Como e quando percebeu que tinha cancro da mama?
Estava no escritório a trabalhar quando tive uma dor intensa no peito que não passou, nem com medicação. Após alguns dias fui aconselhada a fazer uma ecografia mamária e, foi nesse momento, que me aconselharam a fazer uma biopsia. Soube que tinha cancro da mama quando o resultado chegou.
Tinha que idade?
Fiz a biopsia no meu aniversário, quando fiz 33 anos. Infelizmente, não há idade para um diagnóstico destes…
O que sentiu no momento em que recebeu o diagnóstico?
Não posso dizer que foi uma surpresa, porque, desde que fiz a biopsia, senti que ia ser maligno. Foram uns minutos de choque com a confirmação de que era realmente verdade.
Como lidou com a notícia?
Com foco na solução. Os momentos mais difíceis foram os de incerteza. Após saber o que tinha, o meu foco foi pensar no que fazer e como fazer. Procurei apoio na minha família, amigos e profissionais de saúde para me ajudarem a enfrentar o desafio e assim já tinha todas as “armas” que precisava!
Sentiu-se sempre acompanhada e apoiada pelas pessoas a quem recorreu?
Admito que não foi fácil gerir as pessoas ao meu redor. Principalmente porque durante todo o caminho senti sempre que era muito mais “fácil” poder enfrentar a doença do que ficar a ver alguém de que gostamos tanto a passar por isso. Sinto-me inexplicavelmente agradecida por todo o acompanhamento e apoio que tive. Os meus pais, o meu irmão, o meu “escudo protetor” e a gigante “equipa amarela” que formaram uma bolha de amor e proteção à minha volta.
Já tinha tido algum caso na família? Esta era uma realidade que lhe era próxima de alguma forma?
Não, não tinha casos na família e nunca tive nenhum caso próximo a viver esta doença.
O que mudou na sua rotina diária?
A minha rotina alterou-se completamente. Como vivia sozinha, voltei para casa dos meus pais para ter mais apoio, não tinha energia para fazer as coisas todas que estava habituada mas, felizmente, é apenas uma fase.

Marta Fonseca antes do diagnóstico
Profissionalmente, como se adaptou?
Profissionalmente, tive a sorte de ter todo o apoio e mais algum.
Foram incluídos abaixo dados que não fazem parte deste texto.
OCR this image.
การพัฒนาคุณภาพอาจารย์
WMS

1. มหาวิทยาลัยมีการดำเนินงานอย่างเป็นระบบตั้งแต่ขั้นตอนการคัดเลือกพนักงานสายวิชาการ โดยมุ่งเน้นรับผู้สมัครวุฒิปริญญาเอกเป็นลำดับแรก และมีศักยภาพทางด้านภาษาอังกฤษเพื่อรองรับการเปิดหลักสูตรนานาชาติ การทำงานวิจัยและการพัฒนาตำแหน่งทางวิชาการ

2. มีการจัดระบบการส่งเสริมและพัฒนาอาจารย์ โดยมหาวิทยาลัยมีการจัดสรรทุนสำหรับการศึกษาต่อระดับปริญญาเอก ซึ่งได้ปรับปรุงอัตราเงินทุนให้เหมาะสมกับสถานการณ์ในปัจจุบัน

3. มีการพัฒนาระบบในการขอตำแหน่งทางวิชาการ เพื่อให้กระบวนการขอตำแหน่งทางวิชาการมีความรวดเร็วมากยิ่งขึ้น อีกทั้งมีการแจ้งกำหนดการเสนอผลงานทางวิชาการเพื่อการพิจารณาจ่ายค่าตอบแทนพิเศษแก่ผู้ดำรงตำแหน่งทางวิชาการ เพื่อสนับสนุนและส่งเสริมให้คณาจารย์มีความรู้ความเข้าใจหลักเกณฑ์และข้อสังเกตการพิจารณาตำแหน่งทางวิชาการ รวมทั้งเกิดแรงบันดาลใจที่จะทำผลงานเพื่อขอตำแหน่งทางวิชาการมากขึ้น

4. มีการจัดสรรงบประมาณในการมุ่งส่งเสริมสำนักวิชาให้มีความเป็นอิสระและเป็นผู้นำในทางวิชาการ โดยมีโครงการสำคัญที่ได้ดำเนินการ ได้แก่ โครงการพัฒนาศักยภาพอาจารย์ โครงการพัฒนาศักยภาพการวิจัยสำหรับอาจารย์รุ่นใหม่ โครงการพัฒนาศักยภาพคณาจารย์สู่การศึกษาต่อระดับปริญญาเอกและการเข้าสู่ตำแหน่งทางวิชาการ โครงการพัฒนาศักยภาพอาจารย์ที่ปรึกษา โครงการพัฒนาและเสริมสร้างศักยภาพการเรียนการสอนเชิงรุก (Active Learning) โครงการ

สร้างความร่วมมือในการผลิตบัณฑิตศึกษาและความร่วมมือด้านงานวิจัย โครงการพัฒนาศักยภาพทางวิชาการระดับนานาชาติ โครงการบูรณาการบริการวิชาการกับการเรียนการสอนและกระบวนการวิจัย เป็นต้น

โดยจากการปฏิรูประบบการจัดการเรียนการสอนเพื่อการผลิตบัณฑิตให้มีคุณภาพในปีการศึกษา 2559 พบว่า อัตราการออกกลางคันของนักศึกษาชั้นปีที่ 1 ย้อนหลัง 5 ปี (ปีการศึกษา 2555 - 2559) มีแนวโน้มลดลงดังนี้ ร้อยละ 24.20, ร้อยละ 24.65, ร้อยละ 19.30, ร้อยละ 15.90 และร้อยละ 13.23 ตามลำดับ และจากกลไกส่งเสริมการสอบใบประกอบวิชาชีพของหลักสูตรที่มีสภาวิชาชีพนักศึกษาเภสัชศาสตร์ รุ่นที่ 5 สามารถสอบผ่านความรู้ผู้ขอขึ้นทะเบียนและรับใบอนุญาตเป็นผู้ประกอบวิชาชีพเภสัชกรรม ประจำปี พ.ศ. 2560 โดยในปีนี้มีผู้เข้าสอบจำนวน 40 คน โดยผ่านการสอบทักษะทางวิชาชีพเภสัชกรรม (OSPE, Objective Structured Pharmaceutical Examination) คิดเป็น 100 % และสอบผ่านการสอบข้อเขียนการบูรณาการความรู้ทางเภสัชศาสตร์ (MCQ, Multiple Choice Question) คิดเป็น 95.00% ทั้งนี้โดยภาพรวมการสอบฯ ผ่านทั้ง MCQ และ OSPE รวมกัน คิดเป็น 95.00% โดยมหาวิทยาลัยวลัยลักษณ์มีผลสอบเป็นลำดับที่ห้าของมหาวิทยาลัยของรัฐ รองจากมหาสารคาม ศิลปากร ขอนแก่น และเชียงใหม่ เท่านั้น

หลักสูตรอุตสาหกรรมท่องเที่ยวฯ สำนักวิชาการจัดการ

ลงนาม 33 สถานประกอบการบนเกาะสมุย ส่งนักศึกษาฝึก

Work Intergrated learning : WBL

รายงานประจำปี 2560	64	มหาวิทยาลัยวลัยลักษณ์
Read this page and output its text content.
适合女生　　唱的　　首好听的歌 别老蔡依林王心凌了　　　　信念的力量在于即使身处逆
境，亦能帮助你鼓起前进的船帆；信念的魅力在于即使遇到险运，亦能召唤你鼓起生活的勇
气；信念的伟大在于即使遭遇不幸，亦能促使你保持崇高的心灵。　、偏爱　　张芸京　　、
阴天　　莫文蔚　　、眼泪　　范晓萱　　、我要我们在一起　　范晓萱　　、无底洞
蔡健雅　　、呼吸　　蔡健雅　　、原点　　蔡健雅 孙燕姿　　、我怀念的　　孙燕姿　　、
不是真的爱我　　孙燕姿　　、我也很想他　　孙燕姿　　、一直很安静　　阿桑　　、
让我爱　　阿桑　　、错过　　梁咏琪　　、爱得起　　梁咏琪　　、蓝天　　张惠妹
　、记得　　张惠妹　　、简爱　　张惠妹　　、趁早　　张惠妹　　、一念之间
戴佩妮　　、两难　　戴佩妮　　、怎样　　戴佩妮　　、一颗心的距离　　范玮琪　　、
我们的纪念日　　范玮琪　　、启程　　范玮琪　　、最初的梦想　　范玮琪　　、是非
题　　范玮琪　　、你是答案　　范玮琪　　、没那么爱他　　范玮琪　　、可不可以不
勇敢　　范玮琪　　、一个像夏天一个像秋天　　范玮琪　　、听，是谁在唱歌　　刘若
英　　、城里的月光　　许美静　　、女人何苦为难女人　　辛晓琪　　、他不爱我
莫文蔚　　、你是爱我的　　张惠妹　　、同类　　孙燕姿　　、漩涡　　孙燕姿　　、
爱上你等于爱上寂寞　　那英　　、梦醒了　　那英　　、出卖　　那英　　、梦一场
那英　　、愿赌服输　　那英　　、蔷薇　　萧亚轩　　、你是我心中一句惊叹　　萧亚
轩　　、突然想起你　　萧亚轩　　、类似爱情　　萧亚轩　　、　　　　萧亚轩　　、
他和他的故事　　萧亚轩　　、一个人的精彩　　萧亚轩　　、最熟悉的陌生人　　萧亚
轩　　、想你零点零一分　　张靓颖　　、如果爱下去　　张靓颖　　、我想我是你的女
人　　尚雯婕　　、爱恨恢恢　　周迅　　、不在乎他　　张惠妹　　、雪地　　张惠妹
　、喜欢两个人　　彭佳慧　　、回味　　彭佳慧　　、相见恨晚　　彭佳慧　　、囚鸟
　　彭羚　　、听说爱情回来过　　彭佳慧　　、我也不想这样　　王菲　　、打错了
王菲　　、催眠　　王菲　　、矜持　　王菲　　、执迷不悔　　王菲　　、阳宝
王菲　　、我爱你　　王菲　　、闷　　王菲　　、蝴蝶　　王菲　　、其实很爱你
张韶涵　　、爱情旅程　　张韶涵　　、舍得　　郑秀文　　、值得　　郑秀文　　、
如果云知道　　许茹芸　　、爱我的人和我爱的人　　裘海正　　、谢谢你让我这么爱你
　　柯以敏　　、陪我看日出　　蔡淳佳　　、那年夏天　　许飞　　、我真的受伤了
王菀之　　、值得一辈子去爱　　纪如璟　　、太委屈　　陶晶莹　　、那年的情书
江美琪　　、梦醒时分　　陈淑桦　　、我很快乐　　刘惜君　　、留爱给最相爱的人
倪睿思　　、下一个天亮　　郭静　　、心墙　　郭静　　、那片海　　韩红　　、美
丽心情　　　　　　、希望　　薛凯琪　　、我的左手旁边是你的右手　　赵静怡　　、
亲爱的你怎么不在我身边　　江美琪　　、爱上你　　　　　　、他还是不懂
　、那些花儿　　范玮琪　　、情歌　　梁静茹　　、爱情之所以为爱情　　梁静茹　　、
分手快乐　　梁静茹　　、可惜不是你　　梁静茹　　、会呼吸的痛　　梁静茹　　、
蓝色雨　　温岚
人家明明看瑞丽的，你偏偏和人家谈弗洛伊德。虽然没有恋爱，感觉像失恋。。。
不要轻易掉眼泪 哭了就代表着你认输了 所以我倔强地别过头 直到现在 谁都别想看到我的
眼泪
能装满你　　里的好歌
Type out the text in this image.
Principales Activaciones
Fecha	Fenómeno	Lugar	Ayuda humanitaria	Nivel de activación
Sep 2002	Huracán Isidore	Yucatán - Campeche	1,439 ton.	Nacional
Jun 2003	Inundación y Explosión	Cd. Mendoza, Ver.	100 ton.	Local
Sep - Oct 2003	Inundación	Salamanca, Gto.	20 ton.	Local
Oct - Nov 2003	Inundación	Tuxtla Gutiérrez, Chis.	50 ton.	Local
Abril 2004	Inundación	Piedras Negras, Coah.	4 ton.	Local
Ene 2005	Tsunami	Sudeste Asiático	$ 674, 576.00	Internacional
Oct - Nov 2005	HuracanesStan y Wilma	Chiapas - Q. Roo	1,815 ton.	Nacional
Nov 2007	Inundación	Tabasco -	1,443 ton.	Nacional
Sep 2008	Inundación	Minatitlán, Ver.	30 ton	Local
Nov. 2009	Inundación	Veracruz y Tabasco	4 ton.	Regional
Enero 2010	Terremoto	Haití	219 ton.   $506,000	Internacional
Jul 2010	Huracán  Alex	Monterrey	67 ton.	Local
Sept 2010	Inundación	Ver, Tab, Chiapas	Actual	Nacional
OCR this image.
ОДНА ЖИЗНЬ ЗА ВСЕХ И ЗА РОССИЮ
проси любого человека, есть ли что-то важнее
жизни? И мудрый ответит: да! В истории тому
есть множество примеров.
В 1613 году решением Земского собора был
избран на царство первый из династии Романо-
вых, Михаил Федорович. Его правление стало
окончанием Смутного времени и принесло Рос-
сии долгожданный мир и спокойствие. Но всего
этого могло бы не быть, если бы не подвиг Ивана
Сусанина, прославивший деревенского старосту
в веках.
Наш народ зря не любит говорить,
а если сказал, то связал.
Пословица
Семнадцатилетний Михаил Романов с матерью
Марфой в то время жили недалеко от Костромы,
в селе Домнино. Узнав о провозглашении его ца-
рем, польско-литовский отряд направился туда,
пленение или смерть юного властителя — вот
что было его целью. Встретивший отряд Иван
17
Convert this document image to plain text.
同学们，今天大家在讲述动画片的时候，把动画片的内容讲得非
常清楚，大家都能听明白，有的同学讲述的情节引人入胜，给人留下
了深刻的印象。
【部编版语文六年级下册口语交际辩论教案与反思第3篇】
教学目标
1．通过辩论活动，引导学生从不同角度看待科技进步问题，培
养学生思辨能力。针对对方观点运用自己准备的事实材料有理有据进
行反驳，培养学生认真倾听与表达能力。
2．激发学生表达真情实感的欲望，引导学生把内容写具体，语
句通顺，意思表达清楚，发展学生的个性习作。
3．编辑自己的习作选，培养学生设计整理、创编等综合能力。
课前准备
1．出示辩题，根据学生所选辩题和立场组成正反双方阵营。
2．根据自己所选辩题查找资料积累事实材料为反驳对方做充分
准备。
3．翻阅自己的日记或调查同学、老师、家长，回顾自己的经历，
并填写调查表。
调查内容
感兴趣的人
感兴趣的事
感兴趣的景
Sou mesmo muito agradecida por toda a amizade que a Republica 45 me deu.
Depois do diagnóstico, fez tratamento?
Comecei com 6 meses de quimioterapia endovenosa, depois fiz cirurgia (mastectomia radical), depois 1 mês de radioterapia, mais 6 meses de quimio oral e, por fim, a cirurgia de reconstrução da mama.
O que foi mais doloroso em todo este processo?
O mais doloroso em todos estes processos foram os momentos de indecisão, onde não tinha respostas e não sabia se devia ser positiva e correr o risco de “a queda ser maior” ou negativa e sofrer por antecipação sem necessidade. Para além disso, o processo de congelamento de óvulos também foi emocionalmente doloroso para mim, até porque inicialmente estava muito mal informada.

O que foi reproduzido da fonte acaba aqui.